Spring Boot Transaction Management Internal Working

Transaction Management encompasses the supervision and handling of errors and processes that may occur during a transaction.
@Transactional
Spring managing transactions have provided annotation. This annotation can be defined on classes and methods. In Spring Boot, transaction management does not require a configuration. But in Spring, It requires a configuration.
@Transactional(propagation = Propagation.REQUIRED)

Deep Look
AOP (Aspect Oriented Programming)
In Spring, transaction management is facilitated through Aspect-Oriented Programming (AOP). AOP effectively separates cross-cutting concerns from the core business logic. In a typical n-layer architecture, which includes the presentation layer (API layer), business layer (service layer), and data access layer (repository layer), cross-cutting concerns are usually defined within the business layer. These concerns encompass aspects such as security, validation, transaction management, logging, performance optimization, and other related processes. This truly enhances the clarity of the code.
When request is sent to the server-side payment method, which was already declared as a transactional method, interceptors come into play and process either before or after the business logic for transactional annotation using the proxy.
Proxy
Spring uses dynamic proxies, which means it creates proxies at runtime. These proxies are generated for objects marked with the @Transactional annotation. When a method with this annotation is called, it interrupts the normal flow and allows the processing of additional business logic either before or after the main logic.
The Proxy controls access to the original object, enabling processing either before or after the main object.
Example of Proxy
Typically, the application includes one service named CategoryService, which has a create method. CategoryServiceImpl and the Proxy that is created by spring in runtime extend CategoryService. This service is wrapped with a proxy, which means the proxy manages access to the real object and implements some business logic either before or after, such as rollback or commit transaction.
Spring creates these proxies in runtime. What if the application does not have an interface? If the application lacks an interface, the solution is straightforward. The Application Context extends a proxy directly from the concrete class. For example, if the application includes only a concrete class like CategoryService, the proxy simply extends CategoryService.

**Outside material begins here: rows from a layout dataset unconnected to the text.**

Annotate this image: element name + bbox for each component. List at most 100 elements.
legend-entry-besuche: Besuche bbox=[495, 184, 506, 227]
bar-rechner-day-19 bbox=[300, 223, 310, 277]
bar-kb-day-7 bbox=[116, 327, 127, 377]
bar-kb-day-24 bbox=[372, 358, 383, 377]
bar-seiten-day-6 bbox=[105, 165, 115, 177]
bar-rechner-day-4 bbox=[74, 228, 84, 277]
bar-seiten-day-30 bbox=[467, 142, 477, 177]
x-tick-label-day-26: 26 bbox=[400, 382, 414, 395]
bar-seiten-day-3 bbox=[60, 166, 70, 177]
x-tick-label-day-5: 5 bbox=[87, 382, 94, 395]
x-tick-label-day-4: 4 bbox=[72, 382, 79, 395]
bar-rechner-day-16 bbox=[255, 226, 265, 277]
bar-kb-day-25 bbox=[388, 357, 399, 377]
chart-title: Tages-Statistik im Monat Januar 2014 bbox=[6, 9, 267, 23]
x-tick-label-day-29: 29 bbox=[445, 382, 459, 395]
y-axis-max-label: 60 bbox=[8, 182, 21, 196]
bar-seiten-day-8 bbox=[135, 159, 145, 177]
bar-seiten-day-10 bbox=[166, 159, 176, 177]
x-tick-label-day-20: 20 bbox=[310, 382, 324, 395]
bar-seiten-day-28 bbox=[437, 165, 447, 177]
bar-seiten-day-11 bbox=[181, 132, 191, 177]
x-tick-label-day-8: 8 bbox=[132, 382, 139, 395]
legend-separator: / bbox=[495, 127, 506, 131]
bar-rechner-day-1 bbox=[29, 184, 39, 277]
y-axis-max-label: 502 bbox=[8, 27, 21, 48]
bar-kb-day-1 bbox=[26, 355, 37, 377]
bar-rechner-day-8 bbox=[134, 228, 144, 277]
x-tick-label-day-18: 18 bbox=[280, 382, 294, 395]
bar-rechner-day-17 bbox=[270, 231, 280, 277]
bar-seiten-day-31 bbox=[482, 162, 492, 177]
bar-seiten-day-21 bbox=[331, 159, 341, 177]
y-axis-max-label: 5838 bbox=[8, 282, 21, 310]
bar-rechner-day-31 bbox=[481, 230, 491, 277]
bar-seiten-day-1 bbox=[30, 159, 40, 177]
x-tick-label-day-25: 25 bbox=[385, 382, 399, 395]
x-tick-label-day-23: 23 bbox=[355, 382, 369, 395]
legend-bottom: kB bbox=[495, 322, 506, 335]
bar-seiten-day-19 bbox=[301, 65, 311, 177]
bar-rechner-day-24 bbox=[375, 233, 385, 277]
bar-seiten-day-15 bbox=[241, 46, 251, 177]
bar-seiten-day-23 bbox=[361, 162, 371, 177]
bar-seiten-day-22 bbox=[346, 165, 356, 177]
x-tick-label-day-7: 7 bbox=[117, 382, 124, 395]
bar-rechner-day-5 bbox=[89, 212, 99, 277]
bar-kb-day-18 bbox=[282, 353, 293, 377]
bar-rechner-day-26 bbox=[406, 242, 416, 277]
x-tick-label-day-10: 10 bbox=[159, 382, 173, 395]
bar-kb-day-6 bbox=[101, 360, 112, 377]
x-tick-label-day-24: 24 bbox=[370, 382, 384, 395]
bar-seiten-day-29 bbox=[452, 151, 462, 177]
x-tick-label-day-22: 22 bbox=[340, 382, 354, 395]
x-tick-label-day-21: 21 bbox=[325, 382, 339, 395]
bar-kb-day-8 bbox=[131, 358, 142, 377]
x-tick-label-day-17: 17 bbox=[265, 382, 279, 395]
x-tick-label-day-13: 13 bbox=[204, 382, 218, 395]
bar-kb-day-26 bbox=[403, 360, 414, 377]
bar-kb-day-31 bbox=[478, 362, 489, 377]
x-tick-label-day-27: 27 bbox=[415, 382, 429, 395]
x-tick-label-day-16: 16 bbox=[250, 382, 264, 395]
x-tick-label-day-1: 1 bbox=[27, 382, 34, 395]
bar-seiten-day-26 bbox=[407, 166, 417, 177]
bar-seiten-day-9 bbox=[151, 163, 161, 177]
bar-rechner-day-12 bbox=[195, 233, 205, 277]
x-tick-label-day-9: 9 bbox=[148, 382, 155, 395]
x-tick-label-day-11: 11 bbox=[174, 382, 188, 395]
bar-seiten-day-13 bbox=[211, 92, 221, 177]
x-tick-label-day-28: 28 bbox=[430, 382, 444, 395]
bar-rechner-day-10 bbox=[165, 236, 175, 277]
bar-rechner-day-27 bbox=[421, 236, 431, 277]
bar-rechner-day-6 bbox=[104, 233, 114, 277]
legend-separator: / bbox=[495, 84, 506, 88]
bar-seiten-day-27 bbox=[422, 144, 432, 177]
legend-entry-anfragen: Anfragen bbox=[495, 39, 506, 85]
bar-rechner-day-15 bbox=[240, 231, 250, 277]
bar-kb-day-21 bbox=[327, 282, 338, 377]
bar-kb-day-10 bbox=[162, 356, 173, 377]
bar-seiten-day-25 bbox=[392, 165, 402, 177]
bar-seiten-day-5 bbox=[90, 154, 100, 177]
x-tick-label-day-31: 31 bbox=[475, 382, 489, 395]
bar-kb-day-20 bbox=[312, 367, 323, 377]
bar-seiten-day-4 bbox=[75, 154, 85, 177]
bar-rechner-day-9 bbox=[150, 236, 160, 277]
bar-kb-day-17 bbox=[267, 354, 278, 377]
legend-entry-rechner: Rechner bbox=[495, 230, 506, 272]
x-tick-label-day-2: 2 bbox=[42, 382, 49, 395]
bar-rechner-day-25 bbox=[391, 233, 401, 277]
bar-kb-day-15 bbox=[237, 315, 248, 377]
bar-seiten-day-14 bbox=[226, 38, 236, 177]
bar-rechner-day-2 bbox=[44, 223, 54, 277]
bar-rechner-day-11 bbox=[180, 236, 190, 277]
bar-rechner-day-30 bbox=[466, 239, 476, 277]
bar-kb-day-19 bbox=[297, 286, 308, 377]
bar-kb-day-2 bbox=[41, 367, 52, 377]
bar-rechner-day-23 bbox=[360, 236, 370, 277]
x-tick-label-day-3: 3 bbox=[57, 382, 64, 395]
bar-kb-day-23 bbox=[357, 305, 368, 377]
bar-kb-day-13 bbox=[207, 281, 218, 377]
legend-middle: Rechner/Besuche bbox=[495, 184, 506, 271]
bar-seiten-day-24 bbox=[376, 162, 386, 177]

        public interface CategoryService {            void create();         }
import org.springframework.transaction.annotation.Transactional;public class CategoryServiceImpl implements CategoryService {

public CategoryServiceImpl(){

}

@Override
@Transactional
public void create() {
// CREATE CATEGORY
System.out.println("Category Service");
}
}
public class ProxyCategoryService implements CategoryService {

private CategoryServiceImpl categoryService;

public ProxyCategoryService(){
System.out.println("Proxy Category Service");
}



@Override
public void create() {
if (categoryService == null){
categoryService = new CategoryServiceImpl();
}

try {
System.out.println("Get Transaction");
categoryService.create();
throw new RuntimeException();
}catch (Exception e){
System.out.println("Rollback Transaction");
}

System.out.println("Commit Transaction");
}
}
public class Test {
public static void main(String[] args) {
CategoryService categoryService = new ProxyCategoryService();
categoryService.create();
}
}

As you can see in this code, we can provide some business logic such as commit, rollback or more either before or after categoryService.create() function.